Community banks and lenders, she says, are suffering from the downturn in the real estate and construction industries.
“This is all based on the fact that real estate is cyclical, and we’ve had such an upswing in the real estate market,” Rotellini says. “But what comes up must go down. And we’re at the bottom of the cycle, waiting to go back up again.”
In the meantime, the department is “working with banks to weather the storm,” the superintendent says. That means ensuring the safety of banks and increasing their review of loan portfolios and assets.
The department is also working closely with the Federal Deposit Insurance Corporation (FDIC) to ensure community banks have properly evaluated real estate and have adequate monetary reserves.
They’re also working to shore up confidence within the state banking industry.
“We’re waiting patiently for the bottom,” says Rotellini. “Once we hit that, consumers will have more confidence in buying homes, and banks will have more confidence in lending.”

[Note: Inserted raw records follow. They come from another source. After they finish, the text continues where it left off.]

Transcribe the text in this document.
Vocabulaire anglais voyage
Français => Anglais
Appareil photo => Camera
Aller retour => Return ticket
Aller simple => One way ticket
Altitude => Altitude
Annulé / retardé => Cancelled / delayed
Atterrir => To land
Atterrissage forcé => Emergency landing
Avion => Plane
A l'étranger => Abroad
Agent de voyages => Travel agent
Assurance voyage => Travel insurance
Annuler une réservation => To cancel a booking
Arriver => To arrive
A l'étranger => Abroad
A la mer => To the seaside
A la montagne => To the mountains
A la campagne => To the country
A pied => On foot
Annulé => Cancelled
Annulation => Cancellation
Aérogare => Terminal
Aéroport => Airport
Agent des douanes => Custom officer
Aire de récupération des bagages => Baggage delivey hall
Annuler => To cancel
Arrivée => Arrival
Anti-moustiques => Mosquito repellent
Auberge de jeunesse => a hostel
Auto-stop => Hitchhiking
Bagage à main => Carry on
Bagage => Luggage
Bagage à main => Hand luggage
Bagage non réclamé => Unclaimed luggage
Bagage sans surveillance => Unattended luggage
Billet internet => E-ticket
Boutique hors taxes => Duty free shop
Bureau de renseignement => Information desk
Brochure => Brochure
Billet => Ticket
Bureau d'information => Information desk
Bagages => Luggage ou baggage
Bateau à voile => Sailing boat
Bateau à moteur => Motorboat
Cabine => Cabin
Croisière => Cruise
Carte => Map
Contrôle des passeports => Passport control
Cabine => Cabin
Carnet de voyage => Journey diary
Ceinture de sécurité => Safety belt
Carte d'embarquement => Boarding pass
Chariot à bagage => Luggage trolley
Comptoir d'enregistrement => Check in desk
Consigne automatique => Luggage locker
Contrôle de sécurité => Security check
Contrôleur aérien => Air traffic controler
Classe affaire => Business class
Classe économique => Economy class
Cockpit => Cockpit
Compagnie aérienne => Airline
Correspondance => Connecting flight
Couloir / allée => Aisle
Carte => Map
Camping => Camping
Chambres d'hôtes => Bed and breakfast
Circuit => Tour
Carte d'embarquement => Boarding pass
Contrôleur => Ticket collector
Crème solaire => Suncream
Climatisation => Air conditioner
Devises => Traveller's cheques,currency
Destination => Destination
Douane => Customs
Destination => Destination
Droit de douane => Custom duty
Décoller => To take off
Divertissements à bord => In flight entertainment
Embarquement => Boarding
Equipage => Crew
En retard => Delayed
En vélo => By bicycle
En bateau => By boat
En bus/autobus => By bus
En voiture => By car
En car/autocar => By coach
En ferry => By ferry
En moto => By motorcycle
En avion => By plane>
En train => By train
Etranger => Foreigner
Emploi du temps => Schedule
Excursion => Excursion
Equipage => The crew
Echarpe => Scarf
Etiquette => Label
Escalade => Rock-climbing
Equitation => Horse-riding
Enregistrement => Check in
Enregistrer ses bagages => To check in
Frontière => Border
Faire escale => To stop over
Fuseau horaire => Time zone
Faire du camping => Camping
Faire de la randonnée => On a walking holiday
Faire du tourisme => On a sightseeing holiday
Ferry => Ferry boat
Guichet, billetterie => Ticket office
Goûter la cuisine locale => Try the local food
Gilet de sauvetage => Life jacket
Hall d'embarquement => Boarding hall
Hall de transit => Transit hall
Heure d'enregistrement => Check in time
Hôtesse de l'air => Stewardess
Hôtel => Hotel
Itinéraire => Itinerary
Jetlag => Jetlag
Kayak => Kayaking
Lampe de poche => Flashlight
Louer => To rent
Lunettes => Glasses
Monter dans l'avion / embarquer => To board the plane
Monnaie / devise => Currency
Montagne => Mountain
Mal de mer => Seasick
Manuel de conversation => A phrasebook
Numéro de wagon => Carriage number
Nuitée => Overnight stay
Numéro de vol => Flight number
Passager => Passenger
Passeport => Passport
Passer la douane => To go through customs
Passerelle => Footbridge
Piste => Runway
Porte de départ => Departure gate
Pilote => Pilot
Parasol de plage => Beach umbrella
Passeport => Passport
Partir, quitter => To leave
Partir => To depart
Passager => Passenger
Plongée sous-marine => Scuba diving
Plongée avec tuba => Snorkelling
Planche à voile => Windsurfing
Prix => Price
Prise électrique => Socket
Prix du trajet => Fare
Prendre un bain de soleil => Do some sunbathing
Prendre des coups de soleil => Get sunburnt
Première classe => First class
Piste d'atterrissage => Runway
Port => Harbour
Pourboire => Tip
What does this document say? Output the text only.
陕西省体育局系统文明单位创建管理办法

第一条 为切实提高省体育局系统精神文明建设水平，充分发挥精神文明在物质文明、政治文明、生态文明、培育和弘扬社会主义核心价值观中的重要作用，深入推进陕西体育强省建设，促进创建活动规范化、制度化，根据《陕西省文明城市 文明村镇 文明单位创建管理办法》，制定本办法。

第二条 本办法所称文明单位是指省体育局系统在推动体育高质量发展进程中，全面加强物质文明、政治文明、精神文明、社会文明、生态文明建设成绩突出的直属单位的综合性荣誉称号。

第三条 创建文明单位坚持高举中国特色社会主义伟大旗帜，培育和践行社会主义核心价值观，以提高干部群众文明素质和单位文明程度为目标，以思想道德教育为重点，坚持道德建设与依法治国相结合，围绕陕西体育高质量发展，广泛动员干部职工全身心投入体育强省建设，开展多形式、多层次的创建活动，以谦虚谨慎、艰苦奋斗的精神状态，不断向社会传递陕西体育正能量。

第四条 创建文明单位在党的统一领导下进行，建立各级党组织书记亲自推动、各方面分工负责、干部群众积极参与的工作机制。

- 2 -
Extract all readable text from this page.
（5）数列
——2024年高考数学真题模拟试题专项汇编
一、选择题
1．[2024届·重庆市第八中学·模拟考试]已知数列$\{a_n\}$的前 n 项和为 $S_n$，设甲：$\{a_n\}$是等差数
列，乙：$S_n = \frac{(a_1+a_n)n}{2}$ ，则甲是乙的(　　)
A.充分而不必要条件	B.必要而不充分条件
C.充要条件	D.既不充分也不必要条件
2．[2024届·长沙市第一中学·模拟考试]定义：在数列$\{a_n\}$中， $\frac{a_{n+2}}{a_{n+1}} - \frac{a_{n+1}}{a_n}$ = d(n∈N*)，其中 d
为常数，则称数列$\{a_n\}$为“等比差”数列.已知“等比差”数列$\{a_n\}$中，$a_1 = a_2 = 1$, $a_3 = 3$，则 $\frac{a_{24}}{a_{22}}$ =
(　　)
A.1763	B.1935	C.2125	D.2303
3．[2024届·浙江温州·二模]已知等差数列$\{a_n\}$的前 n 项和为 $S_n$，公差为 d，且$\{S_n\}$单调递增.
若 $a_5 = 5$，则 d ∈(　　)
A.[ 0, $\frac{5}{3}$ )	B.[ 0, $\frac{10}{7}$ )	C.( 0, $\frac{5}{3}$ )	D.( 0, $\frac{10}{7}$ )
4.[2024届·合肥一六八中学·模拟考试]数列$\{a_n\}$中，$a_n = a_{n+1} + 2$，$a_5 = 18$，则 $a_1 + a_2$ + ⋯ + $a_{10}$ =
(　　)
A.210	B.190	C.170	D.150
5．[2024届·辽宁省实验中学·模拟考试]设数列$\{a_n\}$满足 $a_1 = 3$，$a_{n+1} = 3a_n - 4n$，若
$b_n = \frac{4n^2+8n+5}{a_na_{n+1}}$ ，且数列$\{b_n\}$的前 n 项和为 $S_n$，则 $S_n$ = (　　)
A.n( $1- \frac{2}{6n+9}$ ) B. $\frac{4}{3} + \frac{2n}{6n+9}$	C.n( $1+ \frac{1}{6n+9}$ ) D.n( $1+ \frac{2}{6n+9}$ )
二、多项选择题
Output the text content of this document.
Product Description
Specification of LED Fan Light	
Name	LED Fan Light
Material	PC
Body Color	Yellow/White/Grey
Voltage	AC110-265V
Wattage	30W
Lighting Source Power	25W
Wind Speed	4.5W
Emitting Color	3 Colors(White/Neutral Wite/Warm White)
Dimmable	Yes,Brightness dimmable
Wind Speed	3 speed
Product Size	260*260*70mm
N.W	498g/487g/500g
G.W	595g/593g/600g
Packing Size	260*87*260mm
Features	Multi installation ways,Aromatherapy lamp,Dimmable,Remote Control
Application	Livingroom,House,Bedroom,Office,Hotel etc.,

The department also aims to ensure that when the housing market does rebound, it will be a more regulated and secure environment.
Financial Institutions oversees independently licensed mortgage brokers and bankers. Recently, DFI has been working to promote a law requiring all loan originators be licensed. As of 2010, that will happen, adding a much-needed degree of oversight within the industry, DFI officials say.
Without this additional oversight, and with some loan originators meeting state scrutiny and others operating under the radar, another housing debacle could one day be in the offing.
“We’re trying to prevent another wave of bad, risky loans,” says Jack Hudock, public information officer for the department.
The department estimates between 5,000 and 8,000 loan originators will need to acquire licensing by January 2010. This, says Rotellini, will do much to increase public confidence in the lending arena. It also meets a recent federal requirement — part of the S.A.F.E. Mortgage Licensing Act of 2008 — calling on states to regulate and license all loan originators within a year.
To promote the state’s licensing plan, DFI partnered with Arizona legislators and the state lending industry, to ensure all brokers and bankers are meeting high standards.
“It’s OK to have competition within the industry. But it’s not OK to have people who are not being properly trained,” says Rep. Bill Konopnicki, a Safford Republican, who worked with DFI on the plan.
In addition to licensing, supervising and regulating state chartered financial institutions, the department also reviews complaints filed by consumers against licensed entities when violations of state law or rules are alleged.
Included among Arizona institutions the department regulates are: collection agencies, debt management companies, motor vehicle dealers and sales finance companies.
“The role of the department is to ensure that the state’s financial institutions are safe and sound, and they do a good job of that,” says Tanya Wheeless, president and CEO of the Arizona Bankers Association.
“They say that you can see someone’s true character in difficult times, and these are difficult times for banks and bankers,” says Wheeless. “We’re seeing the DFI right now as strong advocates for the state’s banks.”
Anne Hilby, with Arizona Attorney General Terry Goddard’s office, calls the department a frequent partner in consumer investigations, and a value to the Arizona financial community.
“We have a strong working relationship with the department,” she says.